A new approach to yield breeding is essential: the molecular breeding of 21st century ‘Super-Green Revolution’ Crop Varieties (SuGReVs). We previously discovered the molecular identity of the Rht ‘green revolution’ gene variants of wheat GReVs, showing that variant forms of the gibberellin-DELLA mechanism are crucial to yield. These previous insights give us a unique vision for the development of SuGReVs. Our vision builds upon new understanding of the biology of GReVs, and of plant mineral nutrient uptake and assimilation. It exploits revolutionary ‘genome-editing’ technologies, and extant natural genetic variation.

We are currently seeking funding for this project. In summary, we will use state-of-the-art molecular breeding techniques to transform GReVs into SuGReVs. These SuGReVs will produce increased grain yields with reduced fertiliser input, thus promoting future global food security and reducing environmental damage.

3. Plant Responses to Environmental Stress: Salt-Stress

We are working on plant salt-stress responses as a fundamental model of how plants respond physiologically to the challenge of stressful environments, and because salt-stress is a major global threat to the yields of crop plants. Our work in this area involves mutational investigations with A. thaliana, with a special focus on the responses of plants to high-salinity soils. We have selected mutants exhibiting either increased resistance or increased sensitivity to growth on saline soils. These studies have enabled substantial advance in understanding, because previous studies of A. thaliana salt-stress responses have mostly been conducted in low-transpiration petri-dish environments.
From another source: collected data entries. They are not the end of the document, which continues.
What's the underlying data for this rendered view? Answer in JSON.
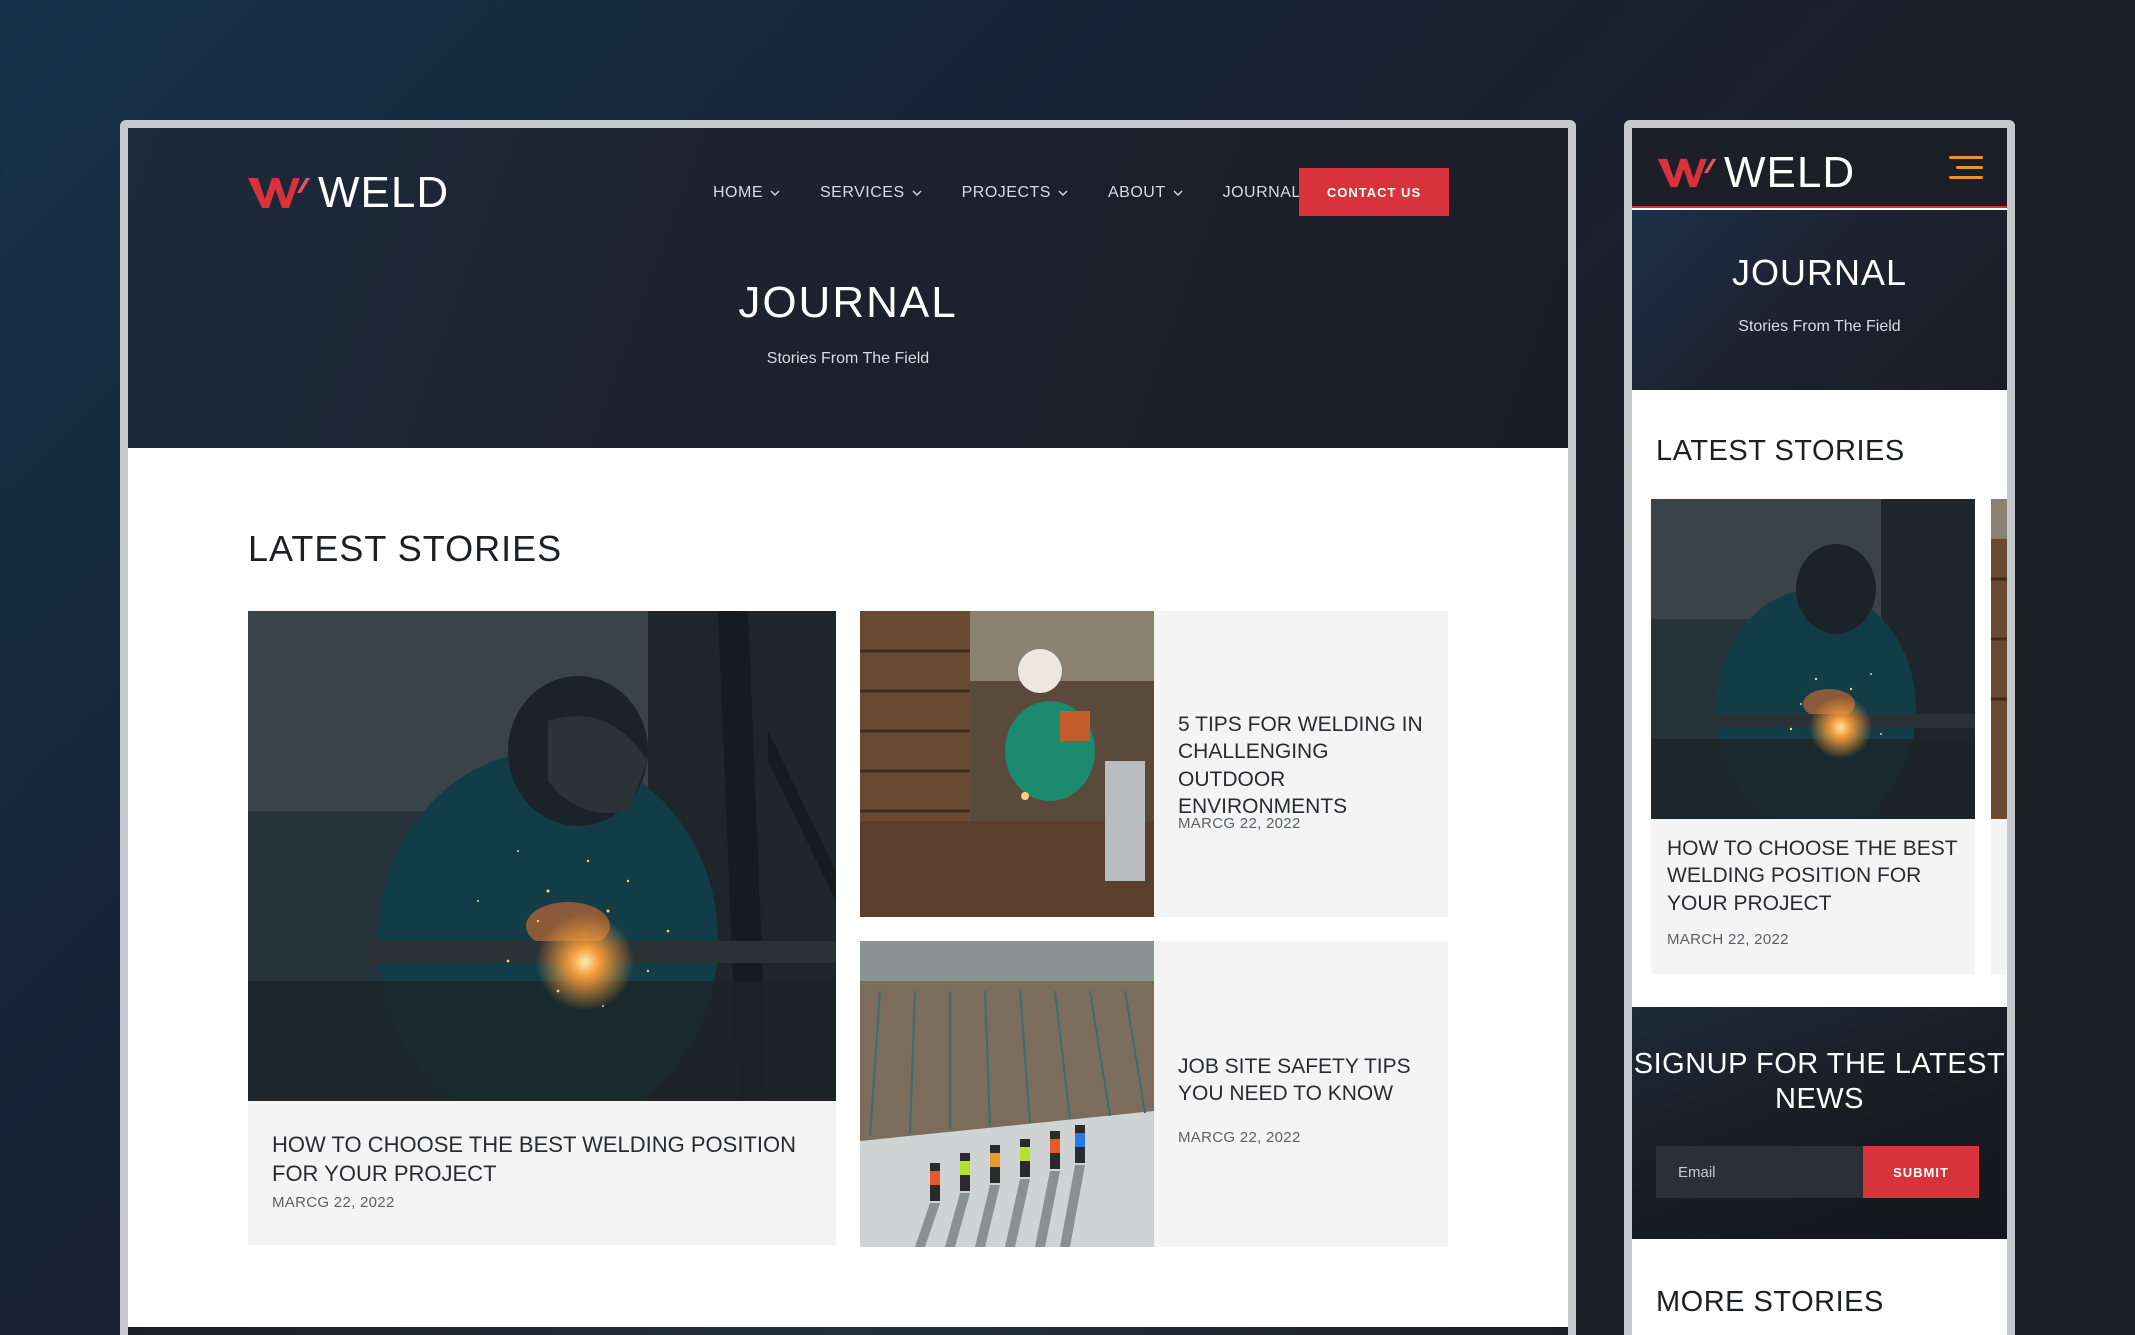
{
  "brand": {
    "name": "WELD",
    "mark_color": "#d8323c",
    "accent": "#d8323c",
    "menu_icon_color": "#e8952f"
  },
  "desktop": {
    "nav": [
      {
        "label": "HOME"
      },
      {
        "label": "SERVICES"
      },
      {
        "label": "PROJECTS"
      },
      {
        "label": "ABOUT"
      },
      {
        "label": "JOURNAL"
      }
    ],
    "contact_label": "CONTACT US",
    "hero": {
      "title": "JOURNAL",
      "subtitle": "Stories From The Field"
    },
    "section_title": "LATEST STORIES",
    "stories": [
      {
        "title": "HOW TO CHOOSE THE BEST WELDING POSITION FOR YOUR PROJECT",
        "date": "MARCG 22, 2022",
        "image": "welder-sparks-photo"
      },
      {
        "title": "5 TIPS FOR WELDING IN CHALLENGING OUTDOOR ENVIRONMENTS",
        "date": "MARCG 22, 2022",
        "image": "outdoor-welder-photo"
      },
      {
        "title": "JOB SITE SAFETY TIPS YOU NEED TO KNOW",
        "date": "MARCG 22, 2022",
        "image": "job-site-workers-photo"
      }
    ]
  },
  "mobile": {
    "hero": {
      "title": "JOURNAL",
      "subtitle": "Stories From The Field"
    },
    "section_title": "LATEST STORIES",
    "story": {
      "title": "HOW TO CHOOSE THE BEST WELDING POSITION FOR YOUR PROJECT",
      "date": "MARCH 22, 2022"
    },
    "signup": {
      "title": "SIGNUP FOR THE LATEST NEWS",
      "email_placeholder": "Email",
      "submit_label": "SUBMIT"
    },
    "more_title": "MORE STORIES"
  },
  "icons": [
    "weld-logo-icon",
    "chevron-down-icon",
    "hamburger-menu-icon"
  ]
}
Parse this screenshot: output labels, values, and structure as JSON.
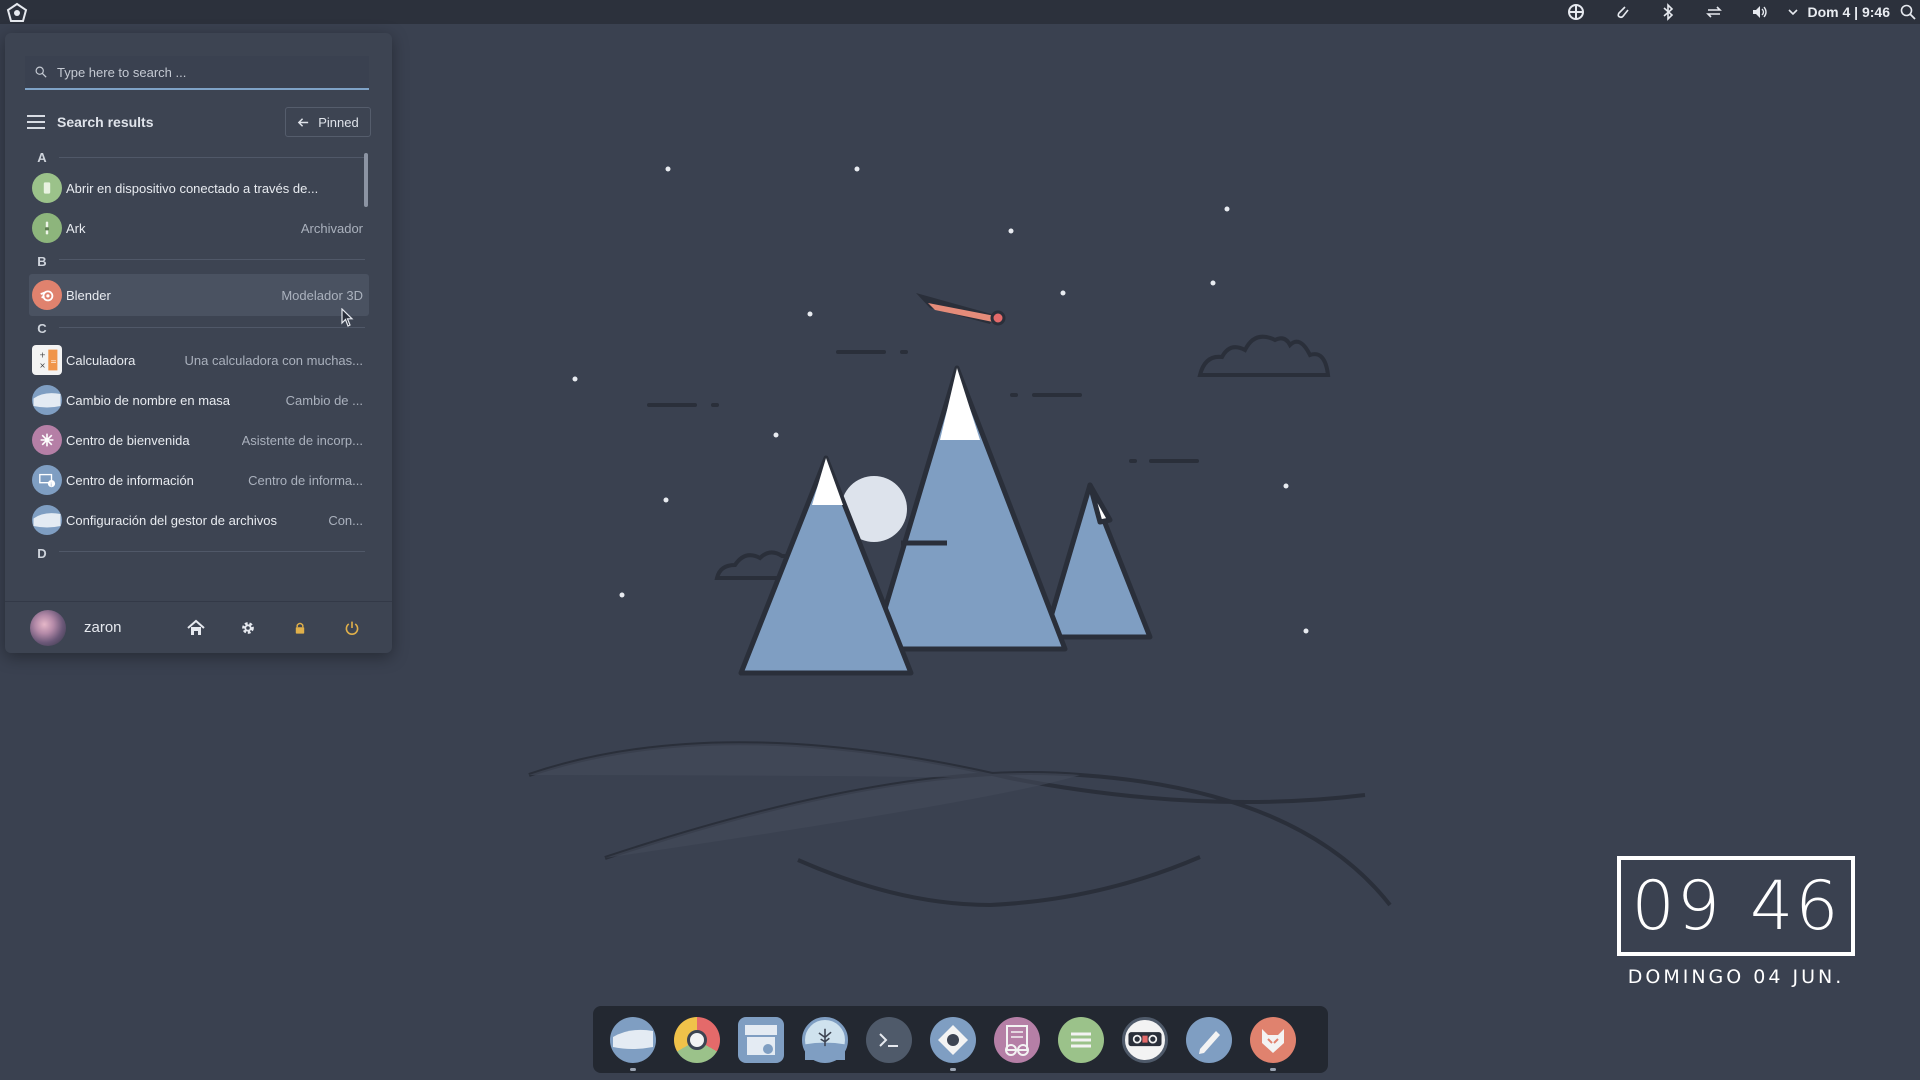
{
  "top_panel": {
    "clock": "Dom 4 | 9:46",
    "icons": [
      "app-launcher-icon",
      "network-icon",
      "clipboard-icon",
      "bluetooth-icon",
      "kdeconnect-icon",
      "volume-icon",
      "chevron-down-icon",
      "search-icon"
    ]
  },
  "menu": {
    "search_placeholder": "Type here to search ...",
    "results_title": "Search results",
    "pinned_label": "Pinned",
    "sections": [
      {
        "letter": "A",
        "items": [
          {
            "name": "Abrir en dispositivo conectado a través de...",
            "desc": "",
            "icon": "kdeconnect-app-icon"
          },
          {
            "name": "Ark",
            "desc": "Archivador",
            "icon": "ark-icon"
          }
        ]
      },
      {
        "letter": "B",
        "items": [
          {
            "name": "Blender",
            "desc": "Modelador 3D",
            "icon": "blender-icon"
          }
        ]
      },
      {
        "letter": "C",
        "items": [
          {
            "name": "Calculadora",
            "desc": "Una calculadora con muchas...",
            "icon": "calculator-icon"
          },
          {
            "name": "Cambio de nombre en masa",
            "desc": "Cambio de ...",
            "icon": "folder-icon"
          },
          {
            "name": "Centro de bienvenida",
            "desc": "Asistente de incorp...",
            "icon": "welcome-icon"
          },
          {
            "name": "Centro de información",
            "desc": "Centro de informa...",
            "icon": "info-center-icon"
          },
          {
            "name": "Configuración del gestor de archivos",
            "desc": "Con...",
            "icon": "folder-icon"
          }
        ]
      },
      {
        "letter": "D",
        "items": []
      }
    ],
    "user": {
      "name": "zaron"
    }
  },
  "dock": {
    "apps": [
      "file-manager-icon",
      "chromium-icon",
      "software-center-icon",
      "image-viewer-icon",
      "terminal-icon",
      "settings-app-icon",
      "text-viewer-icon",
      "notes-icon",
      "obs-icon",
      "editor-icon",
      "firefox-icon"
    ]
  },
  "clock_widget": {
    "hours": "09",
    "minutes": "46",
    "date": "DOMINGO 04 JUN."
  },
  "colors": {
    "desktop_bg": "#3a4150",
    "panel_bg": "#2c313c",
    "menu_bg": "#3d4452",
    "accent": "#7fa3c7",
    "mountain": "#7f9ec2"
  }
}
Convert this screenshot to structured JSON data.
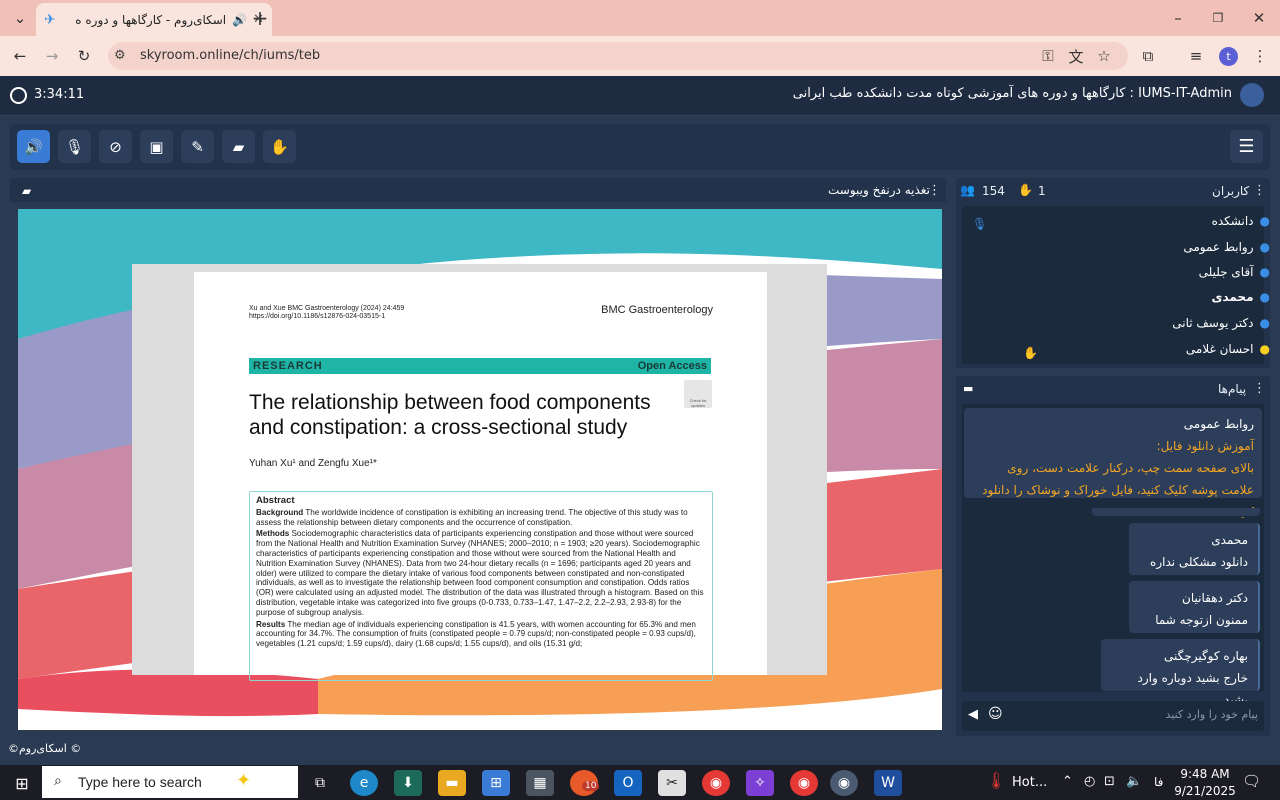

In contrast, our studies more closely reflect the reality of plants growing in the wild or in the field, in which the transpiration stream is a major conduit of water and salts through the xylem vasculature from the root to the shoot of plants. In collaboration with Prof. Andrew Smith (University of Oxford Department of Plant Sciences) we have shown that levels of reactive oxygen species (ROS) in the region of the root vasculature regulate the sodium (Na) content of xylem sap, and that these ROS levels are themselves controlled by Na sensitive regulation of the activity of a specific respiratory burst oxidase enzyme (encoded by the gene AtrbohF) catalyzing ROS production. Thus we have discovered a ROS-regulated mechanism for regulation of root-to-shoot delivery of soil Na, a discovery that has major implications both for our understanding of how plants maintain internal ionic homeostasis, and for the hugely important goal of improving the salinity-tolerance of diverse agricultural crops (Jiang et al., 2012; Jiang et al., 2013).

Our novel discoveries of previously unknown mechanisms via which plants achieve physiological adaptation to a saline-soil environment have important practical implications. Soil salinity is a major factor limiting agricultural production, and affects an estimated ~62 million hectares of cultivated land world-wide. Furthermore, the global area of salinized cultivated land is rapidly increasing due to the widespread use of irrigation systems, thus threatening global food security. There is therefore an urgent need to understand plant soil-salinity tolerance mechanisms, and to identify genes conferring tolerance. Our elucidation of the mechanisms of transpiration-dependent salt tolerance has particular relevance to crops growing in field environments, and to the need to improve both salinity tolerance and water-use efficiency in agriculture.